Integrons are regions of DNA that gather together other DNA regions having the potential to encode proteins. Integrons then convert those regions into functional genes by placing them next to an active promoter, a region of DNA where RNA polymerase binds and begins making mRNA from an adjacent gene. Integrons do not move themselves, but instead they bring relatively small gene cassettes into an insertion site located next to a gene encoding a recombinase (integrase).

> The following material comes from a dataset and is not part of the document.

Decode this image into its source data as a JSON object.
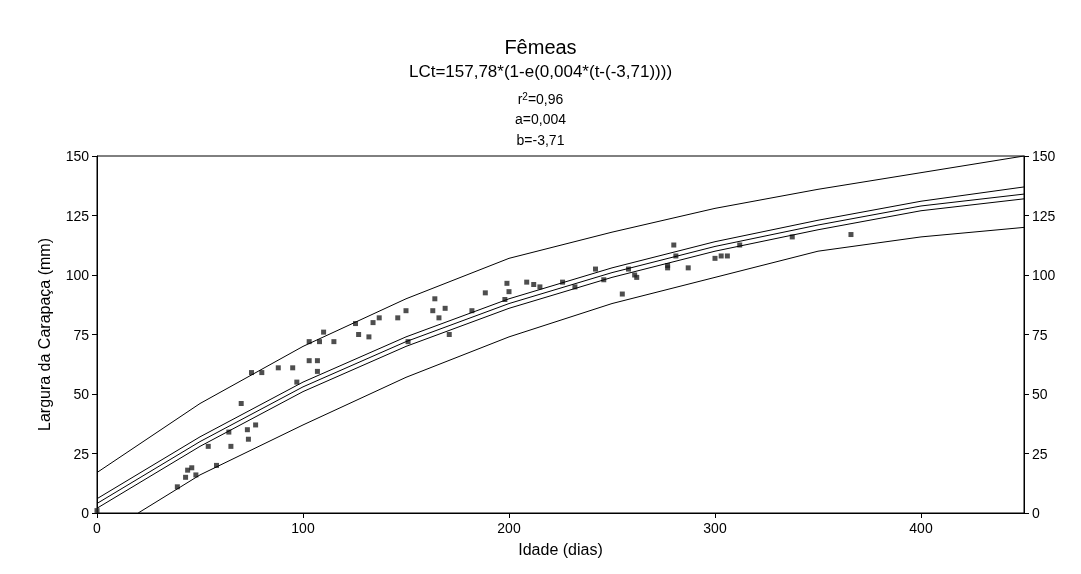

To be moved into an integron, a region of DNA needs to have only a sequence that is related to the nucleotide sequence at the insertion site. Many of the "procured" genes encode proteins responsible for antibiotic resistance. Consequently, integrons, by accumulating sets of resistance genes, confer multidrug resistance (see Box 6-4). Integrons are involved in resistance to aminoglycosides, chloram-phenicol, trimethoprim, rifampicin, erythromycin, fosfomycin, lincomycin, antiseptics of the quaternary ammonium family, and all known p-lactams.149
Integrons can move when they are located inside a transposon. Mobile integrons are found in many clinical isolates of multidrug-resistant bacteria and are a special problem with urinary infections. An example was reported from Uruguay in which 104 patient samples were examined.150 Forty-six isolates were multidrug resistant, and 33 contained integrons (most of the integron-containing isolates were also multidrug resistant); one of the Klebsiella pneumoniae isolates contained 2 integrons and was resistant to 8 antibiotics. Nucleotide sequence analysis of some of the integrons revealed a complex history involving insertion into a transposon and homologous recombination between transposons. This type of study emphasizes how dynamic microbial DNA can be, moving pieces from one organism to another, inserting DNA pieces into other DNA molecules, and forming new combinations through genetic recombination.
Integrons are found in both Gram-positive and Gram-negative bacteria, suggesting that they may have an ancient origin. Nucleotide sequence analysis also reveals that they have combined genes from many different bacteria. One line of evidence derives from codon usage. During protein synthesis, amino acids are joined to tRNA molecules, one amino acid per tRNA. Most amino acids can bind to several tRNA types (one amino acid per tRNA molecule). Each type of tRNA has a different anticodon; consequently, each type recognizes a different codon in mRNA. For a particular amino acid, a given bacterial species tends to use one type of tRNA more often than the others. Therefore, mRNA shows a bias for certain codons, a bias characteristic of the bacterial species. That bias is called codon usage. Analysis of codon usage for genes assembled by integrons reveals a wide diversity, indicating diverse origins for present-day integrons.